So, its not the Mothers’ Union who have a problem with the Brookie Lesbo Clinch. If we look at the website for the Department of Education’s Bailey Review, we also find NO MENTION OF SAME SEX ISSUES. The April press release says:
“Specific areas of concern are emerging from parents. These include:
- Clothes to be clearly age appropriate and not simply scaled down versions of adult fashion.
- Increasingly sexualised content in music videos and pre-watershed TV with ‘too adult’ themes in some soap operas.
- Pressure to buy non-essential items for their children so they don’t feel left out.”
Bailey himself comments:
“The increasingly commercialised and sexualised world we live in can be a challenging environment for adults, but even more so for children. So far I have encountered two very different approaches in dealing with this. Either we can try and keep children wholly innocent until they are adults, which I believe is unrealistic and unhealthy. Or we accept the world the way it is and simply give children the tools to navigate their way through it better. Neither approach works in my view.
For us to let children be children, we need to let parents be parents. That means giving parents the support and encouragement they need to help their children understand and resist the harms they face. But it also means putting brakes on ever greater commercialisation and sexualisation facing children in modern society. Only then can we look to create a truly family friendly society that protects children.”
No singling-out of same-sex relationships there either.
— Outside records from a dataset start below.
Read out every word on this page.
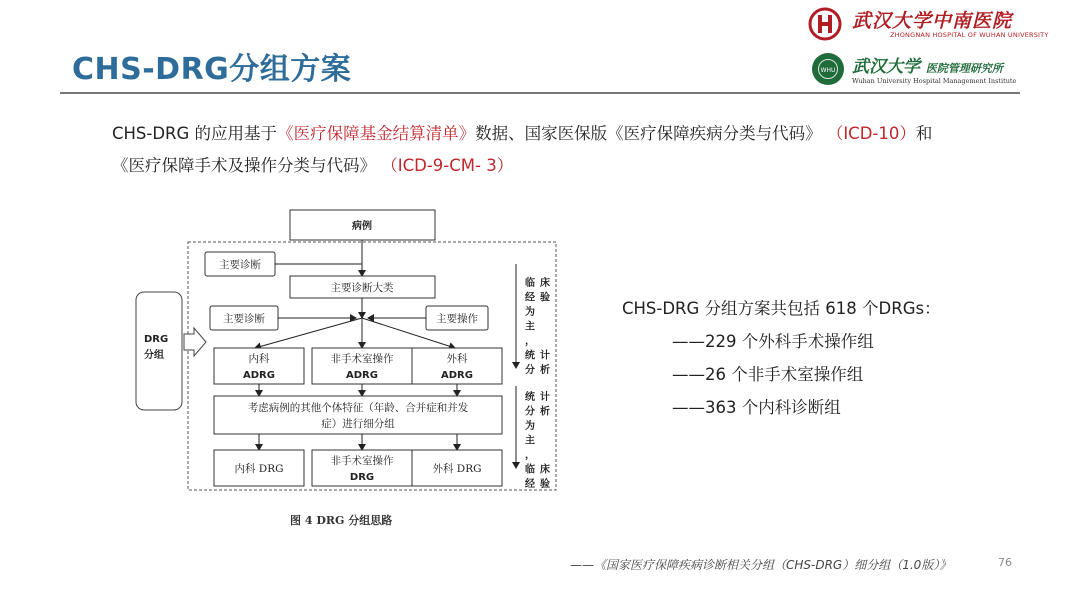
CHS-DRG分组方案
武汉大学中南医院
ZHONGNAN HOSPITAL OF WUHAN UNIVERSITY
WHU 武汉大学 医院管理研究所
Wuhan University Hospital Management Institute
CHS-DRG 的应用基于《医疗保障基金结算清单》数据、国家医保版《医疗保障疾病分类与代码》 （ICD-10）和
《医疗保障手术及操作分类与代码》 （ICD-9-CM- 3）
病例
主要诊断
主要诊断大类
主要诊断	主要操作
DRG
分组	内科
ADRG
非手术室操作
ADRG
外科
ADRG
考虑病例的其他个体特征（年龄、合并症和并发
症）进行细分组
内科 DRG
非手术室操作
DRG
外科 DRG
临
经
为
主
，
统
分
床
验
计
析
统
分
为
主
，
临
经
计
析
床
验
图 4 DRG 分组思路
CHS-DRG 分组方案共包括 618 个DRGs：
——229 个外科手术操作组
——26 个非手术室操作组
——363 个内科诊断组
——《国家医疗保障疾病诊断相关分组（CHS-DRG）细分组（1.0版）》	76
So, it would seem that this storm in a tea cup has arisen out of a press person at the Department of Education who inadvertently used a TV furore from 17 years ago (Brookside’s lesbian kiss) to illustrate the perils of sexual imagery on TV before the 9pm watershed.
David Cameron has not made any statements regarding the report as its not yet published. And when it is published, its highly unlikely to make any reference to same-sex because frankly, I’m not sure many people care these days. Apart from the tabloids.